MASSIMO LODI - 30/05/2014

Il sindaco Fontana dice che Matteo Salvini ha il grande merito d’aver rifondato la Lega, rilanciandola. Giudizio appropriato, se si pensa a com’era ridotto il partito due anni fa, quando si dovette allestire la bergamasca “notte delle scope” per spazzar via il vecchio e ricominciare (provare a ricominciare) con il nuovo.

La Lega è riuscita a sopravvivere a sé stessa, ai suoi errori, ai suoi scandali, alla sua perdita di credibilità e consensi. L’appuntamento con le europee poteva risultarle fatale, invece ha preso più del previsto (ma in Lombardia ha smarrito qualche migliaio di voti) innalzando la bandiera degli anti Bruxelles, anti Merkel, anti moneta unica. No di qua e no di là: la protesta ha pagato, e ora resta da vedere che cos’essa porterà di concreto nei mesi a venire. Prevedibilmente: 1) marginalizzazione continentale, pur se ospitata dal movimento in crescita degli euroscettici, guidato dalla Le Pen; 2) definizione di qualcosa d’ancora imprecisato in campo nazionale. Essere, come si dice, organici al centrodestra, e anzi cercare di ridargli vigore, preso atto della sua debolezza? Oppure andare per la propria strada, solitari e refrattari a ogni alleanza?

La seconda non pare una grande idea. La prima chissà. Le avances di Berlusconi a Salvini indurrebbero a ritenerla praticabile, ma l’ex Cavaliere è imprevedibile: quello che dice oggi potrebbe smentire domani. Tuttavia è chiaro che il futuro dell’area moderata, saccheggiata da Renzi, passa per un rassemblement delle forze che si sono divise balcanizzando il polo liberale (poco o per nulla liberale) e conservatore. La Lega potrebbe aiutare nel rifederarle.

A livello locale, l’avvenire del Carroccio appare complicato. Il PD ha compiuto sfracelli sul piano provinciale, e tanto più nel capoluogo. A Varese ha sfiorato il 42 per cento, tenendo Lega, Forza Italia ed NCD a una decina di lunghezze.
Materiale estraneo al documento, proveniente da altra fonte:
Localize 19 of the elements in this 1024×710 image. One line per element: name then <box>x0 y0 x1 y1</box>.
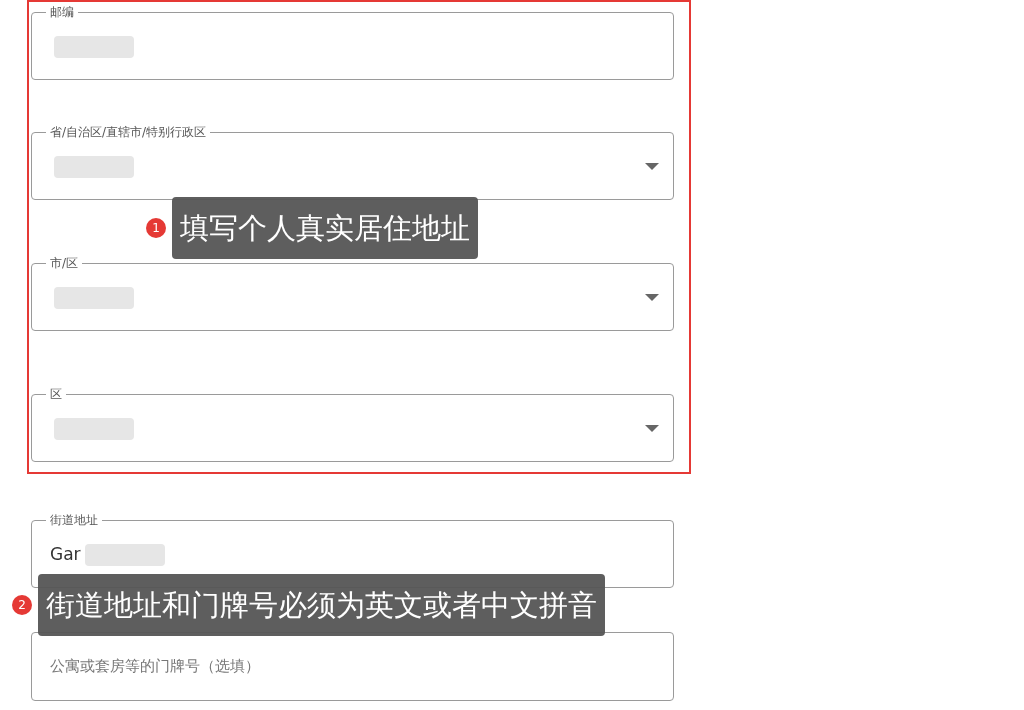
step-badge: 1 <box>146 218 166 238</box>
dropdown-caret-icon <box>645 425 659 432</box>
field-label: 街道地址 <box>49 512 99 528</box>
input-field[interactable]: 邮编 <box>31 4 674 80</box>
field-label: 省/自治区/直辖市/特别行政区 <box>49 124 208 140</box>
field-label: 市/区 <box>49 255 80 271</box>
annotation-tooltip: 填写个人真实居住地址 <box>172 197 478 259</box>
select-field[interactable]: 区 <box>31 386 674 462</box>
field-label: 邮编 <box>49 4 75 20</box>
dropdown-caret-icon <box>645 163 659 170</box>
field-value: Gar <box>50 542 81 566</box>
step-badge: 2 <box>12 595 32 615</box>
field-placeholder: 公寓或套房等的门牌号（选填） <box>50 656 260 678</box>
field-label: 区 <box>49 386 63 402</box>
annotation-tooltip: 街道地址和门牌号必须为英文或者中文拼音 <box>38 574 605 636</box>
select-field[interactable]: 市/区 <box>31 255 674 331</box>
input-field[interactable]: 公寓或套房等的门牌号（选填） <box>31 632 674 701</box>
dropdown-caret-icon <box>645 294 659 301</box>
select-field[interactable]: 省/自治区/直辖市/特别行政区 <box>31 124 674 200</box>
Un segnale d’allarme altro che pericoloso: indica la fragilità del governo locale, impiombato da una legislatura deludente, come dimostrano la nascita di diversi comitati di protesta e le obiezioni ripetute e diffuse dei cittadini alle scelte dell’amministrazione comunale. Già tre anni fa Fontana venne costretto da Luisa Oprandi al ballottaggio, e senza che alcuno prevedesse la sorpresa. In seguito i voti della Lega han continuato a scendere: era al 24% alle comunali del 2011, calò al 16 alle politiche del 2013, adesso è scivolata fin verso quota 14, a conferma di un trend negativo che non s’arresta ed è foriero di ulteriori rovesci se non si troverà il modo d’invertire la tendenza.

Il PD invece séguita a crescere. Le urne di domenica scorsa gli han decretato il trionfo, al tempo stesso indicandogli l’assunzione di un’importante responsabilità. In chiave varesina vuol dire che i democrats devono prepararsi a gareggiare per vincere alle elezioni municipali in programma tra due anni (se non prima, qualora l’alleanza che regge l’esecutivo civico dovesse sfaldarsi), e non solo per parteciparvi decorosamente com’è stato il loro obiettivo nelle precedenti legislature. I numeri per spuntarla sembrerebbero averli, specie se si pensa che – oltre al PD – si è rafforzata anche l’area alla sua sinistra, e che il supporto di una lista civica (come fu nel 2011 con Varese & Luisa) darebbe il sostegno determinante a conquistare la partita.

Il problema è individuare il candidato adatto a ricoprire la carica di sindaco: una scelta che il centrosinistra non può permettersi di sbagliare, puntando su un profilo necessariamente alto e gradito all’elettorato liquido, rappresentato in quota importante dai delusi dell’altro schieramento. Quanto al centrodestra, il dopo Fontana (l’attuale primo cittadino non potrà ricandidarsi perché reduce da due mandati) s’annuncia d’incerto percorso: anche su questo versante politico bisognerà infatti azzeccare la personalità giusta per sfidare avversari stavolta più agguerriti che in passato.